Were Latics to continue with even a handful of players who regularly appeared last season and remain under contract there would be no way of staying within that £2.5m figure. We can therefore expect almost all of the current senior squad players to depart. Many of those players will already be considering their next move. It is typical to have relegation clauses in contracts which lower player salaries in the event. However, on the flip side players can have clauses inserted which give a maximum price for a transfer. Reports suggest that Antonee Robinson can leave for £1.5-£2m due to such a clause, whereas he was due to move to Milan in January for some £6m.

Existing players’ wages would be regarded as the divisional average as far as the salary cap is concerned. The average League 1 salary is around £1,800 per week. Latics could therefore keep some of their higher paid players without breaking the salary cap, although the big fall in revenues involved in dropping down a tier makes it unlikely that such luxuries be afforded. The last time Wigan were in League 1 they spent £11.7m on salaries in a bid to get out of the division. They made a loss of over £9m over that 2017-18 season as a result.
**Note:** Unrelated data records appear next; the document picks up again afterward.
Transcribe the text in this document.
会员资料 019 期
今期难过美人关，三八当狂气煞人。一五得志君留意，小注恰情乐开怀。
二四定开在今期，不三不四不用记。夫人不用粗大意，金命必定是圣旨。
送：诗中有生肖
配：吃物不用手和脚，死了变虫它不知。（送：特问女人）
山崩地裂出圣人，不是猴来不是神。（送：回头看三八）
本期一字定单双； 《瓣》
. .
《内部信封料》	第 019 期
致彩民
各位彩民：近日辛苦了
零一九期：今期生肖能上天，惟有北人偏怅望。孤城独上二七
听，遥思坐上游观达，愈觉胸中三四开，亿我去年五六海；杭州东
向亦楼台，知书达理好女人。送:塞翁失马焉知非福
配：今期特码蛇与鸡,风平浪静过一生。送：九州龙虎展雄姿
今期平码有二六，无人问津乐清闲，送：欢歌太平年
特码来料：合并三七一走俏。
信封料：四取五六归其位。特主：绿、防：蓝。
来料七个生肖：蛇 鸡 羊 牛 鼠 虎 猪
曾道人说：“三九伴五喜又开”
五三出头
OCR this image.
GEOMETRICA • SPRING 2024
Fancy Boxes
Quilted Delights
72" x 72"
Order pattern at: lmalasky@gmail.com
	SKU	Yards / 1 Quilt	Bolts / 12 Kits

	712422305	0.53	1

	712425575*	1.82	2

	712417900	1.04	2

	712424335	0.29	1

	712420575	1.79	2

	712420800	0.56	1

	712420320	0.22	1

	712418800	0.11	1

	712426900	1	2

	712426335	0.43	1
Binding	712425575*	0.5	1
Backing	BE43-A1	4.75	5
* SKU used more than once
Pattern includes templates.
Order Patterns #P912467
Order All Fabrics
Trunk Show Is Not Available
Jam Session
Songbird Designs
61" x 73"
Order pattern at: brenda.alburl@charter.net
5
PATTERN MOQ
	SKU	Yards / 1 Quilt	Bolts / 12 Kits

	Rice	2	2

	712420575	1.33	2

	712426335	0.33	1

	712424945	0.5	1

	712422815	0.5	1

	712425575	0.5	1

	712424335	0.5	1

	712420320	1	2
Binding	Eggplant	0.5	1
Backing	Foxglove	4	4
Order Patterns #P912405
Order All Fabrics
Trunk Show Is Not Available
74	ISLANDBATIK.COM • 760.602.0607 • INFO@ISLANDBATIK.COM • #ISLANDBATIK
For the moment the administrators must bring in as much cash as possible through player sales. Transfer fees are typically paid in instalments, but Latics currently need cash upfront in order to pay salaries and repay their football debts of £6m. If salaries are not paid the club runs the risk of losing players without receiving transfer fees through not fulfilling contractual obligations. Given the situation we can expect players to be sold for fees well below market value or even released for free.

A period of austerity is coming for all clubs in the lower divisions. For Latics the situation is exacerbated by the extraordinary actions of the previous owners. In the long-term it is going to be of paramount importance that the academy is funded as it has been previously. The salary cap proposals exempt players under the age of 21 from the calculations.

The short-term picture for Wigan Athletic is grim as they struggle against the impact of the actions of the previous owners and the pandemic. The first step will be for new owners to take over and steer the club through a difficult 2020-21 season. Avoiding relegation to League 2 would be an achievement.

However, in the long-run the prospect of a club living within its means, producing home grown talent, is to be welcomed in terms of stability. Given the excellence of the academy it is to be hoped that new owners would not only continue to support it financially, but also employ a manager willing to give young players opportunities to a degree that we have rarely seen in recent years.

Building up a solid base in the lower levels of the EFL  over a period of years is essential to the survival of the club. It could well prove a blessing in disguise that the appeal against the 12 point penalty did not succeed. Another season in the financial lunacy of the Championship would not have been easy. But who knows – maybe in time even the Championship clubs will come to the agreement that things cannot continue as they have over these years.